SpaceX began trading today with a $1.75 trillion valuation, and Wall Street’s product machines didn’t wait a single session to strap a bomb to it. The thing draining your retirement portfolio isn’t the rocket. It’s the math. The Journal’s Markets A.M. newsletter warned readers that the new double‑leveraged ETF promising twice the daily return of the freshly minted aerospace giant is a trap for anyone who believes in buying and holding. The warning is correct but incomplete.

The trap is precise, and it’s been factory‑tested on retail savers for years. A triple‑leveraged fund on an index that rises 5 % one day and falls 4.76 % the next ends the two days with a 1.4 % loss, even though the underlying index is flat, because the daily rebalance grinds value into the sponsor’s fee stream. Now substitute an index with a single stock whose chief executive can move markets with a tweet, and the erosion accelerates into a wipeout. A leveraged fund riding the bitcoin‑hoarding firm once called MicroStrategy managed to incinerate 99 % of its value in nineteen months. A fresh South Korean fund offering an amplified bet on SK Hynix lost 27 % on a day the underlying stock rose 16 %. These are not glitches. They are the structural reality of derivatives piled on derivatives, sold into a brokerage ecosystem where the same fate arrives packaged as “enhanced daily exposure.”

The scale makes the danger systemic. Goldman Sachs reports that leveraged‑ETF assets have doubled in two months. Nine of the ten most‑traded funds on U.S. markets over the past month are leveraged or inverse products, according to ETF Database; the staid S&P 500 and Nasdaq‑100 trackers don’t crack the top ten. A $175 billion asset class with the turnover of a casino becomes market‑moving infrastructure, and when it’s built on single‑stock rockets, a bad week doesn’t just burn the speculators. It feeds back into the indices where retirement funds already live — the same morning that SpaceX’s IPO was shown to bind those funds deeper to an already‑concentrated tech sector.

And the rocket, it turns out, isn’t even the point. SpaceX raised $75 billion ahead of its $1.8 trillion public debut, but the prospectus structures that raise as a secondary liquidity event — cashing out early insiders, not financing new heavy‑lift infrastructure. The product isn’t capital formation. It’s wealth extraction. The volatility shifts down to the household savings account; the benefit travels straight up to the founding circle and the fee‑collectors. The speculation is the product, the ticker is the packaging, and if we can’t rule that out, we should stop pretending this is investing at all.

There is no constructive alternative inside a product whose design guarantees long‑term decay while extracting fees from unsophisticated money. The constructive alternative is to call it what it is — a wealth transfer dressed in a ticker — and to insist that fiduciary‑era protections apply. Ordinary investors don’t need the slow certainty of mathematical ruin substituted for the fear of a margin call. They need a marketplace where a fund that has lost 99.9 % of its value isn’t allowed to reverse‑split and re‑issue its way back onto the menu.

But the regulatory patch, however necessary, leaves the underlying machine untouched. The machine runs on churn.
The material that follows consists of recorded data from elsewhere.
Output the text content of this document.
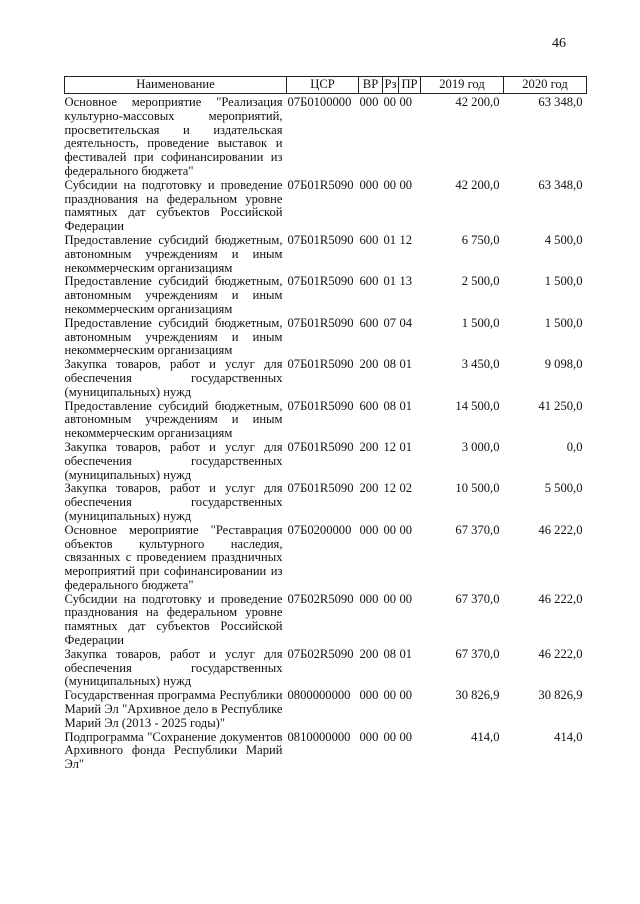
46
Наименование	ЦСР	ВР	Рз	ПР	2019 год	2020 год
Основное мероприятие "Реализация культурно-массовых мероприятий, просветительская и издательская деятельность, проведение выставок и фестивалей при софинансировании из федерального бюджета"	07Б0100000	000	00	00	42 200,0	63 348,0
Субсидии на подготовку и проведение празднования на федеральном уровне памятных дат субъектов Российской Федерации	07Б01R5090	000	00	00	42 200,0	63 348,0
Предоставление субсидий бюджетным, автономным учреждениям и иным некоммерческим организациям	07Б01R5090	600	01	12	6 750,0	4 500,0
Предоставление субсидий бюджетным, автономным учреждениям и иным некоммерческим организациям	07Б01R5090	600	01	13	2 500,0	1 500,0
Предоставление субсидий бюджетным, автономным учреждениям и иным некоммерческим организациям	07Б01R5090	600	07	04	1 500,0	1 500,0
Закупка товаров, работ и услуг для обеспечения государственных (муниципальных) нужд	07Б01R5090	200	08	01	3 450,0	9 098,0
Предоставление субсидий бюджетным, автономным учреждениям и иным некоммерческим организациям	07Б01R5090	600	08	01	14 500,0	41 250,0
Закупка товаров, работ и услуг для обеспечения государственных (муниципальных) нужд	07Б01R5090	200	12	01	3 000,0	0,0
Закупка товаров, работ и услуг для обеспечения государственных (муниципальных) нужд	07Б01R5090	200	12	02	10 500,0	5 500,0
Основное мероприятие "Реставрация объектов культурного наследия, связанных с проведением праздничных мероприятий при софинансировании из федерального бюджета"	07Б0200000	000	00	00	67 370,0	46 222,0
Субсидии на подготовку и проведение празднования на федеральном уровне памятных дат субъектов Российской Федерации	07Б02R5090	000	00	00	67 370,0	46 222,0
Закупка товаров, работ и услуг для обеспечения государственных (муниципальных) нужд	07Б02R5090	200	08	01	67 370,0	46 222,0
Государственная программа Республики Марий Эл "Архивное дело в Республике Марий Эл (2013 - 2025 годы)"	0800000000	000	00	00	30 826,9	30 826,9
Подпрограмма "Сохранение документов Архивного фонда Республики Марий Эл"	0810000000	000	00	00	414,0	414,0
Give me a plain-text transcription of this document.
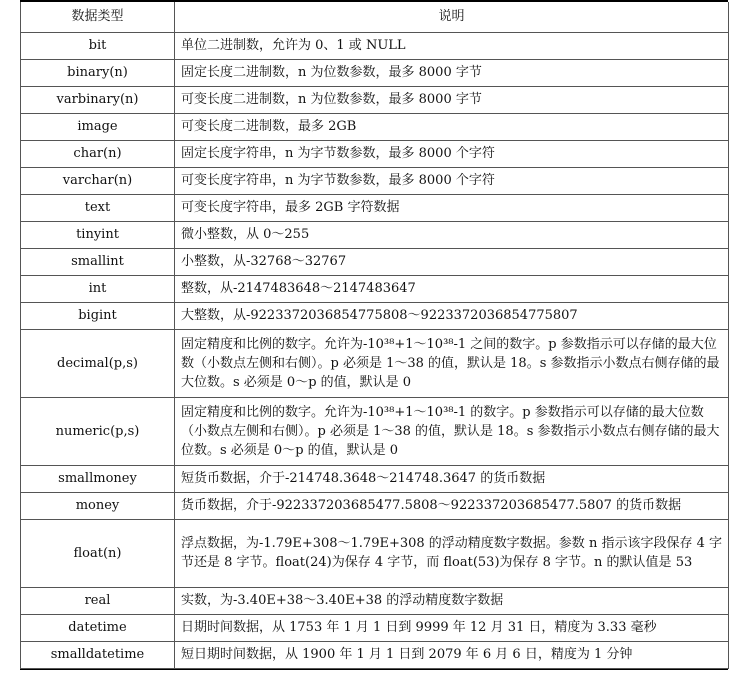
数据类型	说明
bit	单位二进制数，允许为 0、1 或 NULL
binary(n)	固定长度二进制数，n 为位数参数，最多 8000 字节
varbinary(n)	可变长度二进制数，n 为位数参数，最多 8000 字节
image	可变长度二进制数，最多 2GB
char(n)	固定长度字符串，n 为字节数参数，最多 8000 个字符
varchar(n)	可变长度字符串，n 为字节数参数，最多 8000 个字符
text	可变长度字符串，最多 2GB 字符数据
tinyint	微小整数，从 0～255
smallint	小整数，从-32768～32767
int	整数，从-2147483648～2147483647
bigint	大整数，从-9223372036854775808～9223372036854775807
decimal(p,s)	固定精度和比例的数字。允许为-10³⁸+1～10³⁸-1 之间的数字。p 参数指示可以存储的最大位数（小数点左侧和右侧）。p 必须是 1～38 的值，默认是 18。s 参数指示小数点右侧存储的最大位数。s 必须是 0～p 的值，默认是 0
numeric(p,s)	固定精度和比例的数字。允许为-10³⁸+1～10³⁸-1 的数字。p 参数指示可以存储的最大位数（小数点左侧和右侧）。p 必须是 1～38 的值，默认是 18。s 参数指示小数点右侧存储的最大位数。s 必须是 0～p 的值，默认是 0
smallmoney	短货币数据，介于-214748.3648～214748.3647 的货币数据
money	货币数据，介于-922337203685477.5808～922337203685477.5807 的货币数据
float(n)	浮点数据，为-1.79E+308～1.79E+308 的浮动精度数字数据。参数 n 指示该字段保存 4 字节还是 8 字节。float(24)为保存 4 字节，而 float(53)为保存 8 字节。n 的默认值是 53
real	实数，为-3.40E+38～3.40E+38 的浮动精度数字数据
datetime	日期时间数据，从 1753 年 1 月 1 日到 9999 年 12 月 31 日，精度为 3.33 毫秒
smalldatetime	短日期时间数据，从 1900 年 1 月 1 日到 2079 年 6 月 6 日，精度为 1 分钟
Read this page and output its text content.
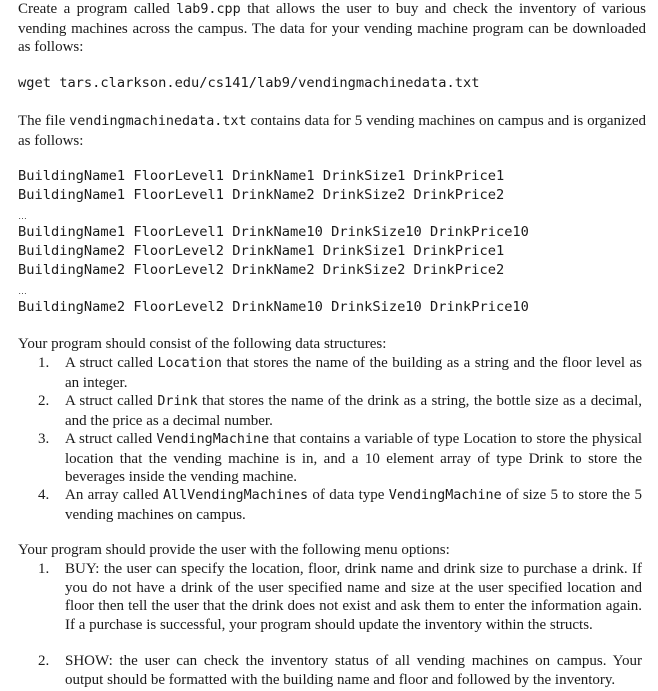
Create a program called lab9.cpp that allows the user to buy and check the inventory of various vending machines across the campus. The data for your vending machine program can be downloaded as follows:

wget tars.clarkson.edu/cs141/lab9/vendingmachinedata.txt

The file vendingmachinedata.txt contains data for 5 vending machines on campus and is organized as follows:

BuildingName1 FloorLevel1 DrinkName1 DrinkSize1 DrinkPrice1
BuildingName1 FloorLevel1 DrinkName2 DrinkSize2 DrinkPrice2
…
BuildingName1 FloorLevel1 DrinkName10 DrinkSize10 DrinkPrice10
BuildingName2 FloorLevel2 DrinkName1 DrinkSize1 DrinkPrice1
BuildingName2 FloorLevel2 DrinkName2 DrinkSize2 DrinkPrice2
…
BuildingName2 FloorLevel2 DrinkName10 DrinkSize10 DrinkPrice10

Your program should consist of the following data structures:

1. A struct called Location that stores the name of the building as a string and the floor level as an integer.
2. A struct called Drink that stores the name of the drink as a string, the bottle size as a decimal, and the price as a decimal number.
3. A struct called VendingMachine that contains a variable of type Location to store the physical location that the vending machine is in, and a 10 element array of type Drink to store the beverages inside the vending machine.
4. An array called AllVendingMachines of data type VendingMachine of size 5 to store the 5 vending machines on campus.

Your program should provide the user with the following menu options:

1. BUY: the user can specify the location, floor, drink name and drink size to purchase a drink. If you do not have a drink of the user specified name and size at the user specified location and floor then tell the user that the drink does not exist and ask them to enter the information again. If a purchase is successful, your program should update the inventory within the structs.
2. SHOW: the user can check the inventory status of all vending machines on campus. Your output should be formatted with the building name and floor and followed by the inventory.
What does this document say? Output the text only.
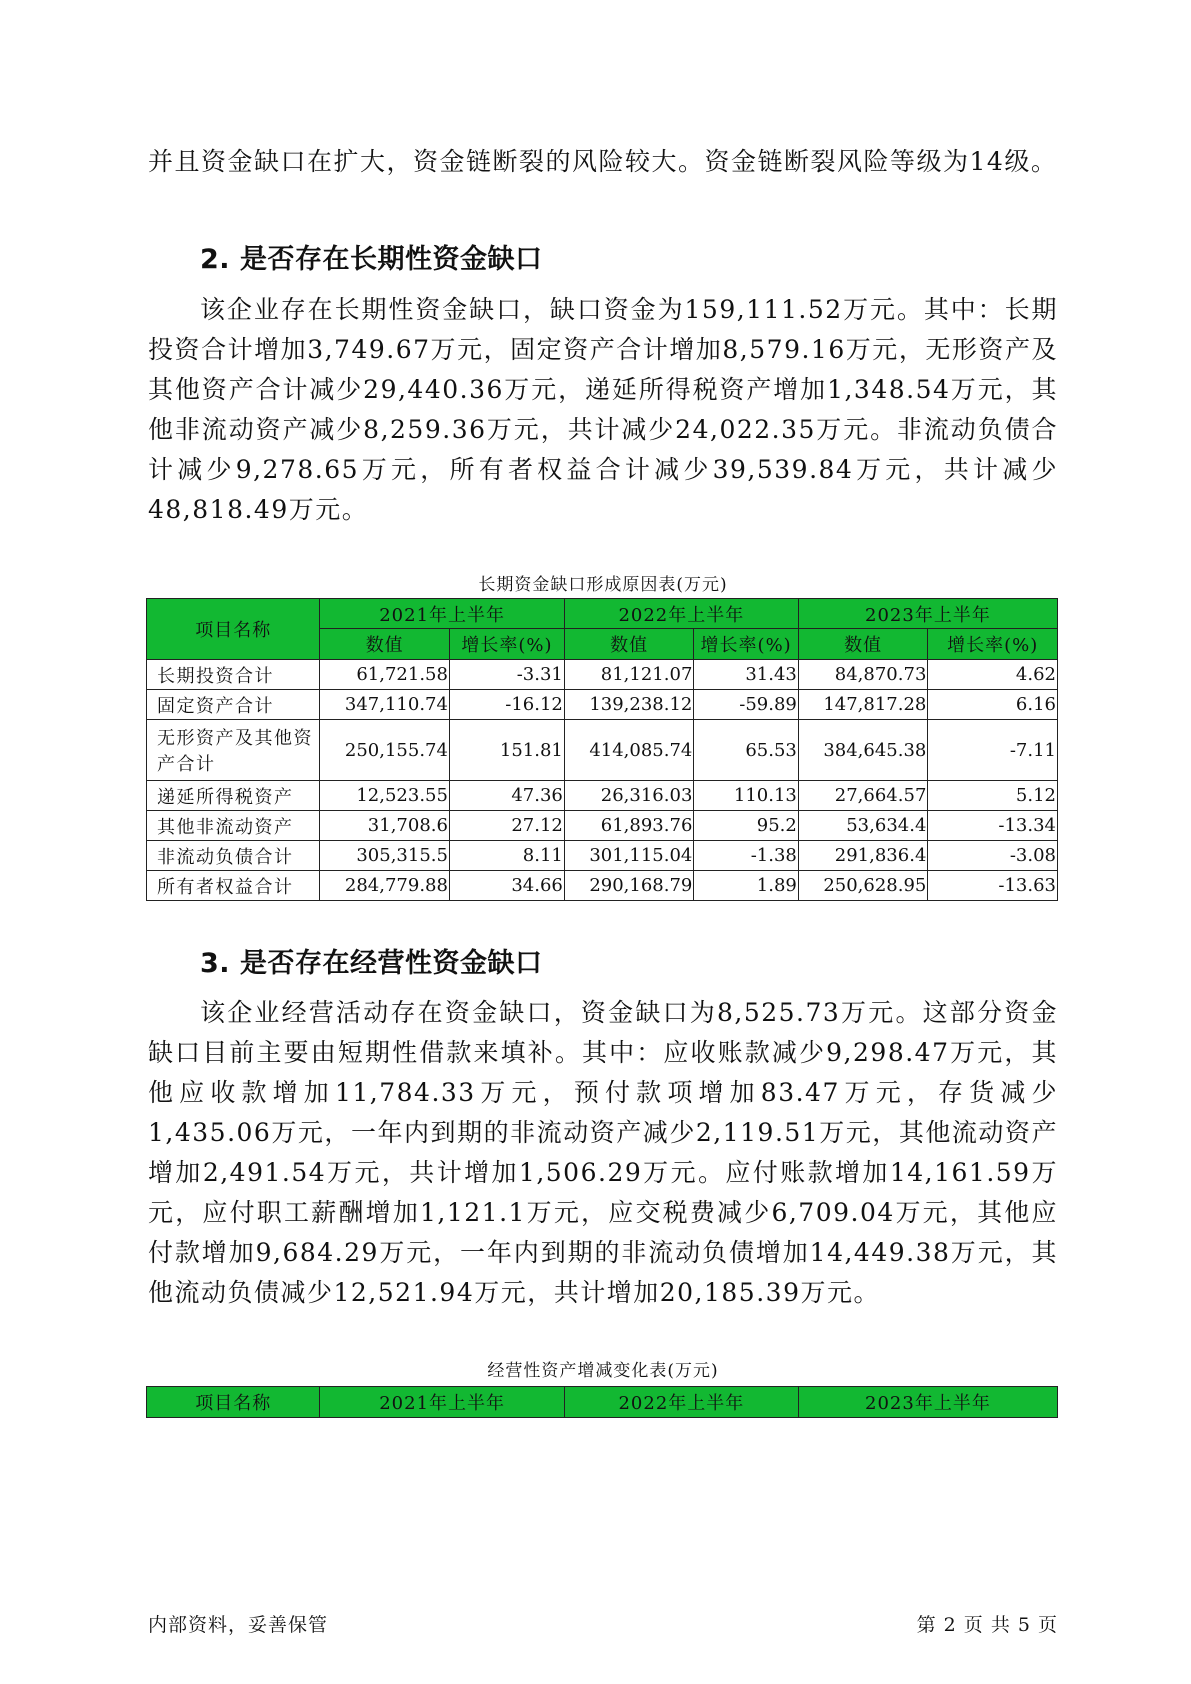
并且资金缺口在扩大，资金链断裂的风险较大。资金链断裂风险等级为14级。

2. 是否存在长期性资金缺口

该企业存在长期性资金缺口，缺口资金为159,111.52万元。其中：长期投资合计增加3,749.67万元，固定资产合计增加8,579.16万元，无形资产及其他资产合计减少29,440.36万元，递延所得税资产增加1,348.54万元，其他非流动资产减少8,259.36万元，共计减少24,022.35万元。非流动负债合计减少9,278.65万元，所有者权益合计减少39,539.84万元，共计减少48,818.49万元。

长期资金缺口形成原因表(万元)
项目名称	2021年上半年		2022年上半年		2023年上半年	
	数值	增长率(%)	数值	增长率(%)	数值	增长率(%)
长期投资合计	61,721.58	-3.31	81,121.07	31.43	84,870.73	4.62
固定资产合计	347,110.74	-16.12	139,238.12	-59.89	147,817.28	6.16
无形资产及其他资产合计	250,155.74	151.81	414,085.74	65.53	384,645.38	-7.11
递延所得税资产	12,523.55	47.36	26,316.03	110.13	27,664.57	5.12
其他非流动资产	31,708.6	27.12	61,893.76	95.2	53,634.4	-13.34
非流动负债合计	305,315.5	8.11	301,115.04	-1.38	291,836.4	-3.08
所有者权益合计	284,779.88	34.66	290,168.79	1.89	250,628.95	-13.63
3. 是否存在经营性资金缺口

该企业经营活动存在资金缺口，资金缺口为8,525.73万元。这部分资金缺口目前主要由短期性借款来填补。其中：应收账款减少9,298.47万元，其他应收款增加11,784.33万元，预付款项增加83.47万元，存货减少1,435.06万元，一年内到期的非流动资产减少2,119.51万元，其他流动资产增加2,491.54万元，共计增加1,506.29万元。应付账款增加14,161.59万元，应付职工薪酬增加1,121.1万元，应交税费减少6,709.04万元，其他应付款增加9,684.29万元，一年内到期的非流动负债增加14,449.38万元，其他流动负债减少12,521.94万元，共计增加20,185.39万元。

经营性资产增减变化表(万元)
项目名称	2021年上半年	2022年上半年	2023年上半年
内部资料，妥善保管	第 2 页 共 5 页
The daily rebalance the sponsors invoke as a shield is the very mechanism that demands a constant stream of new bets; starve it of the churn, and the machine coughs. The answer isn’t a safer ticker symbol. It’s patient, member‑owned capital that actually stays where it was planted. We already have the machinery. The rural electric cooperatives that wired the American countryside didn’t do it by flipping shares on a daily volatility index. The 145 million Americans who belong to credit unions already know what it looks like when finance serves the member instead of hunting them. And in North Dakota, a state‑owned public bank has turned a steady profit every year since 1919, funding local farms and schools while the national market closed for a day every Wednesday in 1968 just to catch up on its own paperwork.

A leveraged ETF is a bet on the price of a bet. It requires a warning label, a reverse split, and a paper bag to breathe into. A cooperative, a credit union, a public bank — they’re boring, they’re slow, and they don’t try to sell you twice the daily return of a lightning strike. If we want a market that builds things instead of burning them, maybe it’s time we started investing in the plumbing.